One family's attempts to live in a more planet-friendly way

Grape harvest

We harvested our grapes yesterday.

We weren’t expecting a great amount of fruit this year with the severe pruning the vines had in winter, but even so there wasn’t an awful lot there. We were a bit late in getting the vines thinned out so a good airflow and the sun could get to the ripening fruit, so we lost some to mildew as well. Then with the very dry summer, about half of them had already ripened and dried out before we got to the harvesting. A legacy of too many other things to do at the same time, but lots of good lessons for next year.

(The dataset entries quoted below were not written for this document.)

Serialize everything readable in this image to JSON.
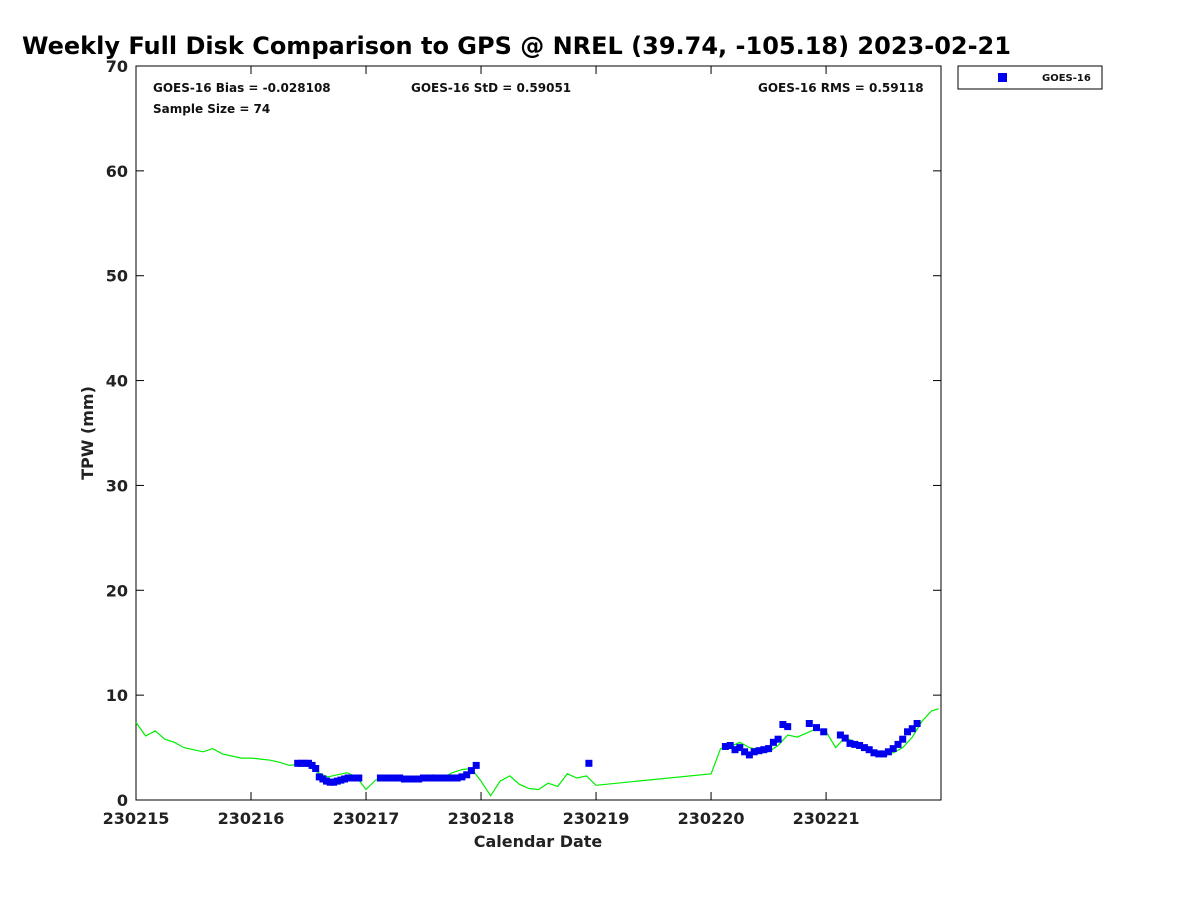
{
  "chart_data": {
    "type": "scatter",
    "title": "Weekly Full Disk Comparison to GPS @ NREL (39.74, -105.18) 2023-02-21",
    "xlabel": "Calendar Date",
    "ylabel": "TPW (mm)",
    "xlim": [
      "230215",
      "230221 23:59"
    ],
    "ylim": [
      0,
      70
    ],
    "x_ticks": [
      "230215",
      "230216",
      "230217",
      "230218",
      "230219",
      "230220",
      "230221"
    ],
    "y_ticks": [
      "0",
      "10",
      "20",
      "30",
      "40",
      "50",
      "60",
      "70"
    ],
    "grid": false,
    "legend_position": "top-right",
    "stats": {
      "bias": "GOES-16 Bias = -0.028108",
      "std": "GOES-16 StD = 0.59051",
      "rms": "GOES-16 RMS = 0.59118",
      "sample": "Sample Size = 74"
    },
    "series": [
      {
        "name": "GOES-16",
        "kind": "scatter",
        "color": "#0000ee",
        "marker": "square",
        "x": [
          "230216 09:45",
          "230216 10:30",
          "230216 11:15",
          "230216 12:00",
          "230216 12:45",
          "230216 13:30",
          "230216 14:15",
          "230216 15:00",
          "230216 15:45",
          "230216 16:30",
          "230216 17:15",
          "230216 18:00",
          "230216 18:45",
          "230216 19:30",
          "230216 20:15",
          "230216 21:00",
          "230216 21:45",
          "230216 22:30",
          "230217 03:00",
          "230217 04:00",
          "230217 05:00",
          "230217 06:00",
          "230217 07:00",
          "230217 08:00",
          "230217 09:00",
          "230217 10:00",
          "230217 11:00",
          "230217 12:00",
          "230217 13:00",
          "230217 14:00",
          "230217 15:00",
          "230217 16:00",
          "230217 17:00",
          "230217 18:00",
          "230217 19:00",
          "230217 20:00",
          "230217 21:00",
          "230217 22:00",
          "230217 23:00",
          "230218 22:30",
          "230220 03:00",
          "230220 04:00",
          "230220 05:00",
          "230220 06:00",
          "230220 07:00",
          "230220 08:00",
          "230220 09:00",
          "230220 10:00",
          "230220 11:00",
          "230220 12:00",
          "230220 13:00",
          "230220 14:00",
          "230220 15:00",
          "230220 16:00",
          "230220 20:30",
          "230220 22:00",
          "230220 23:30",
          "230221 03:00",
          "230221 04:00",
          "230221 05:00",
          "230221 06:00",
          "230221 07:00",
          "230221 08:00",
          "230221 09:00",
          "230221 10:00",
          "230221 11:00",
          "230221 12:00",
          "230221 13:00",
          "230221 14:00",
          "230221 15:00",
          "230221 16:00",
          "230221 17:00",
          "230221 18:00",
          "230221 19:00"
        ],
        "y": [
          3.5,
          3.5,
          3.5,
          3.5,
          3.3,
          3.0,
          2.2,
          2.0,
          1.8,
          1.7,
          1.7,
          1.8,
          1.9,
          2.0,
          2.1,
          2.1,
          2.1,
          2.1,
          2.1,
          2.1,
          2.1,
          2.1,
          2.1,
          2.0,
          2.0,
          2.0,
          2.0,
          2.1,
          2.1,
          2.1,
          2.1,
          2.1,
          2.1,
          2.1,
          2.1,
          2.2,
          2.4,
          2.8,
          3.3,
          3.5,
          5.1,
          5.2,
          4.8,
          5.0,
          4.6,
          4.3,
          4.6,
          4.7,
          4.8,
          4.9,
          5.5,
          5.8,
          7.2,
          7.0,
          7.3,
          6.9,
          6.5,
          6.2,
          5.9,
          5.4,
          5.3,
          5.2,
          5.0,
          4.8,
          4.5,
          4.4,
          4.4,
          4.6,
          4.9,
          5.3,
          5.8,
          6.5,
          6.8,
          7.3
        ]
      },
      {
        "kind": "line",
        "color": "#00ee00",
        "x": [
          "230215 00:00",
          "230215 02:00",
          "230215 04:00",
          "230215 06:00",
          "230215 08:00",
          "230215 10:00",
          "230215 12:00",
          "230215 14:00",
          "230215 16:00",
          "230215 18:00",
          "230215 20:00",
          "230215 22:00",
          "230216 00:00",
          "230216 02:00",
          "230216 04:00",
          "230216 06:00",
          "230216 08:00",
          "230216 10:00",
          "230216 12:00",
          "230216 14:00",
          "230216 16:00",
          "230216 18:00",
          "230216 20:00",
          "230216 22:00",
          "230217 00:00",
          "230217 02:00",
          "230217 04:00",
          "230217 06:00",
          "230217 08:00",
          "230217 10:00",
          "230217 12:00",
          "230217 14:00",
          "230217 16:00",
          "230217 18:00",
          "230217 20:00",
          "230217 22:00",
          "230218 00:00",
          "230218 02:00",
          "230218 04:00",
          "230218 06:00",
          "230218 08:00",
          "230218 10:00",
          "230218 12:00",
          "230218 14:00",
          "230218 16:00",
          "230218 18:00",
          "230218 20:00",
          "230218 22:00",
          "230219 00:00",
          "230220 00:00",
          "230220 02:00",
          "230220 04:00",
          "230220 06:00",
          "230220 08:00",
          "230220 10:00",
          "230220 12:00",
          "230220 14:00",
          "230220 16:00",
          "230220 18:00",
          "230220 20:00",
          "230220 22:00",
          "230221 00:00",
          "230221 02:00",
          "230221 04:00",
          "230221 06:00",
          "230221 08:00",
          "230221 10:00",
          "230221 12:00",
          "230221 14:00",
          "230221 16:00",
          "230221 18:00",
          "230221 20:00",
          "230221 22:00",
          "230221 23:30"
        ],
        "y": [
          7.4,
          6.1,
          6.6,
          5.8,
          5.5,
          5.0,
          4.8,
          4.6,
          4.9,
          4.4,
          4.2,
          4.0,
          4.0,
          3.9,
          3.8,
          3.6,
          3.3,
          3.4,
          3.2,
          2.6,
          2.2,
          2.4,
          2.6,
          2.2,
          1.0,
          1.9,
          2.2,
          1.8,
          2.0,
          2.2,
          2.0,
          2.4,
          2.1,
          2.6,
          2.9,
          3.0,
          1.8,
          0.4,
          1.8,
          2.3,
          1.5,
          1.1,
          1.0,
          1.6,
          1.3,
          2.5,
          2.1,
          2.3,
          1.4,
          2.5,
          4.9,
          5.1,
          5.5,
          5.0,
          4.8,
          4.6,
          5.2,
          6.2,
          6.0,
          6.4,
          6.8,
          6.5,
          5.0,
          6.0,
          5.5,
          5.0,
          4.6,
          4.3,
          4.5,
          5.0,
          6.0,
          7.5,
          8.5,
          8.7
        ]
      }
    ]
  }
}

As it happened, because of said too-many-other-things-to-do-at-the-same-time, it’s probably just as well we had so little, since processing a large harvest would have taken several days. The tiny kitchen area we have in the yurt is not the easiest space for dealing with big harvests either.

We made grape juice. Having harvested the grapes, we stripped them from their stalks and discarded any that weren’t plump and ripe. Then we trod them to break up the fruit.

Emma treading grapes for grape juice

Emma takes first shot at the treading. Cold grapes from sitting out all night in cold water …

Trod grapes

Trod grapes

Robynne treading grapes

Robynne has a go …

Emma treading grapes

… then Oonagh who’s an old hand at this

Grape juice preparation

First batch of juice heating up while bottles and corks are sterilised

Grape juice preparation

Second batch on the way while the strained first batch plus sugar are coming back to the boil

Bottled grape juice

10 litres of grape juice bottled and corked. (Thanks to Andy & Sophie for the loan of their brillant corking machine)

Grape juice

The end result

This is the recipe we used. For every 3 litres of squished fruit, add about 500ml water. Bring to the boil and boil a couple of minutes. Squish some more then strain through muslin bag. For every litre of strained juice, add about 100-125g sugar, bring back to the boil, boil 5 minutes or so, then bottle and cork.

The juice is so intense it needs to be diluted about 50/50 with water, so our 10 litres will make 20 litres to drink. It’s delicious!

Update

We no longer use this method. We use a steam juicer. This does the extraction, sterilisation and straining all in one go and there’s no need for added sugar (a bonus). The end result is even better – if that’s even possible – and still every bit as intense.